In analogous manner, treatment with Cu(II)ASTM (XIV ) improves
symptoms and extends survival in Tg-SOD1G93A(Hilton et al., 2017) and Tg-SOD1G37R mice
(Roberts et al., 2014). A mechanism accounting for its function involves
copper transfer to SOD1. Thus, the loading of SOD1 with metal ions may
provide a new type for SOD1 -ALS specific therapy. A phase I
clinical trial to assess the pharmacokinetics of Cu(II)ASTM in ALS
patients has been completed (NCT02870634) and another study
(NCT04082832) is ongoing to assess its efficacy without, however,
selecting for SOD1 -ALS patients in which drug efficacy has been
proven.
Finally, pyrazolone derivatives have been identified as SOD1
aggregation inhibitors (Zhang et al., 2015; Chen et al., 2011) and the
pyrazolone XV increased the lifespan of
Tg-SOD1G93A by 13% (Chen et al., 2012). In
this case, an activity-based probe (ABP) was designed to map its
complete interactome (i.e. biological targets and off-targets).
For this, a biotin moiety with a spacer was introduced to one side of
the molecule and the new derivative (XVI ) was immobilized on
streptavidin beads. The beads were incubated with cellular lysates and
the precipitants were analyzed by mass spectrometry to identify the
biological targets (Trippier et al., 2014). This assay revealed an
unexpected function of pyrazolones, i.e ., proteosomal activation
without heat shock response.
Targeting proteolysis. Biochemical pathways involving proteases
may provide novel targets for ALS treatment. In this respect, the widely
studied metalloprotease MMP9 mediates the degeneration of fast motor
neurons in Tg-SOD1G93A mice through enhancement
of ER stress (Kaplan et al., 2014) and/or regulation of Tnfα and FasL
expression (Kiaei et al. 2007). Deletion of one Mmp9 allele in
Tg-SOD1G93A increased the lifespan by 14%
while deletion of both alleles
(Tg-SOD1G93AMmp9-/- ) by 25%,
which is the longest prolongation of lifespan ever reported for an
intervention in any of ALS mouse models. Intracerebroventricular (icv)
administration of an MMP9 inhibitor in
Tg-SOD1G93A mice delayed denervation and
reduced ER stress (Kaplan et al., 2014). Knockdown or knockout of MMP9
attenuates the neuromuscular defects in rNLS8 (Tg-TDP-43ΔNLS )
mice. Intriguingly though, Tg-TDP-43ΔNLSMmp9-/-mice have significantly shortened survival and run slower than the
rNLS8, despite their attenuated neuromuscular defects (Spiller et al.,
2019). Thus, targeting MMP9 for inhibition may represent a beneficial
therapeutic strategy only for SOD1 -ALS patients.
Maintenance of proteostasis. The dynamic regulation of a
balanced, functional proteome (proteostasis) orchestrates multiple
cellular systems and functions like the ubiquitin proteasome system,
autophagy, ER stress/unfolded protein response, stress granules and heat
shock proteins, to provide “quality control” for proteome maintenance.

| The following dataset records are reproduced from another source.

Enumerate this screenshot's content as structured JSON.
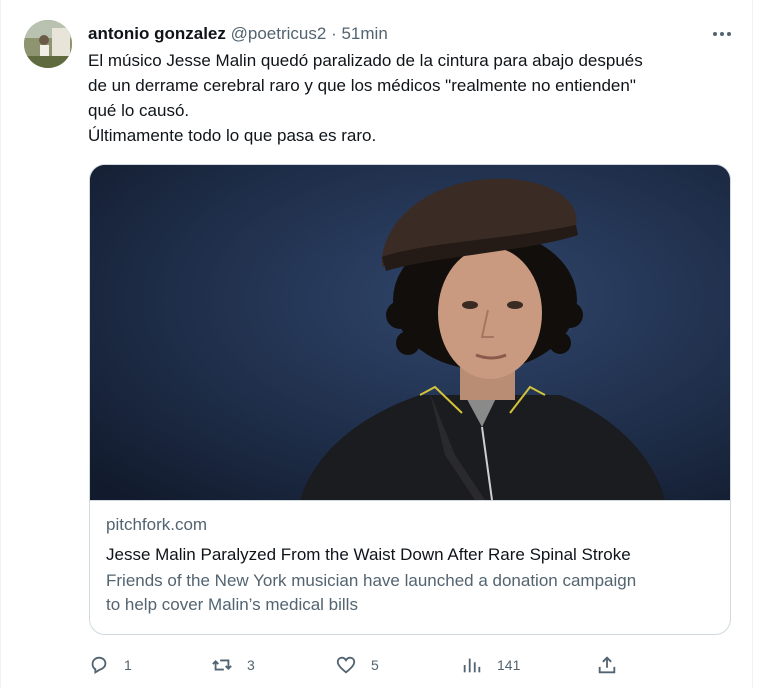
{
  "tweet": {
    "author_name": "antonio gonzalez",
    "author_handle": "@poetricus2",
    "separator": "·",
    "time": "51min",
    "more_icon": "more-horizontal-icon",
    "text_lines": [
      "El músico Jesse Malin quedó paralizado de la cintura para abajo después",
      "de un derrame cerebral raro y que los médicos \"realmente no entienden\"",
      "qué lo causó.",
      "Últimamente todo lo que pasa es raro."
    ]
  },
  "card": {
    "domain": "pitchfork.com",
    "title": "Jesse Malin Paralyzed From the Waist Down After Rare Spinal Stroke",
    "description_lines": [
      "Friends of the New York musician have launched a donation campaign",
      "to help cover Malin’s medical bills"
    ]
  },
  "actions": {
    "replies": "1",
    "retweets": "3",
    "likes": "5",
    "views": "141"
  },
  "colors": {
    "text": "#0f1419",
    "secondary": "#536471",
    "border": "#cfd9de"
  }
}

The proteostasis drug methylene blue (XVII ) that induces
autophagy (Congdon et al., 2012)
could rescue motor defects in
Tg-TDP-43A315T and
Tg-FUSS57Δ C. elegans models and in
Tg-TDP-43G348C and
Tg-FUS521H D. rerio (Vaccaro et al.,
2012) but not in Tg-TDP-43G348C (Audet et al.,
2012) and Tg-SOD1G93A mice (Lougheed and
Turnbull, 2011). These results indicate that selection of the
appropriate animal model is essential for extrapolating animal data to
putative clinical significance.
Sephin 1 (XVIII ) is a selective inhibitor of the
stress-induced phosphatase PPP1R15A that prolongs eIF2 phosphorylation
upon stress and protects cells from ER stress. In
Tg-SOD1G93A mice, sephin 1 prevents weight loss
and improves motor function (Das et al., 2015).
Another approach to target SOD1 -ALS involves the activation of
heat shock family chaperones that protect cells from various stresses.
Arimoclomol (XIX ), a heat shock protein inducer, delays onset
of symptoms, extends the lifespan, promotes muscle function, and
prevents the aggregation of SOD1 in Tg-SOD1 G93Amice (Kieran et al., 2004; Kalmar et al., 2012). In the clinical trial
NCT00706147, rapidly progressive SOD1 -mutant ALS patients were
treated with up to 200 mg arimoclomol and this phase II trial showed
that arimoclomol is safe and well-tolerated (Benatar et al., 2018). An
ongoing phase III clinical trial (NCT03836716) with 231 participants
aims to define the long-term safety and efficacy of arimoclomol inSOD1 -ALS patients.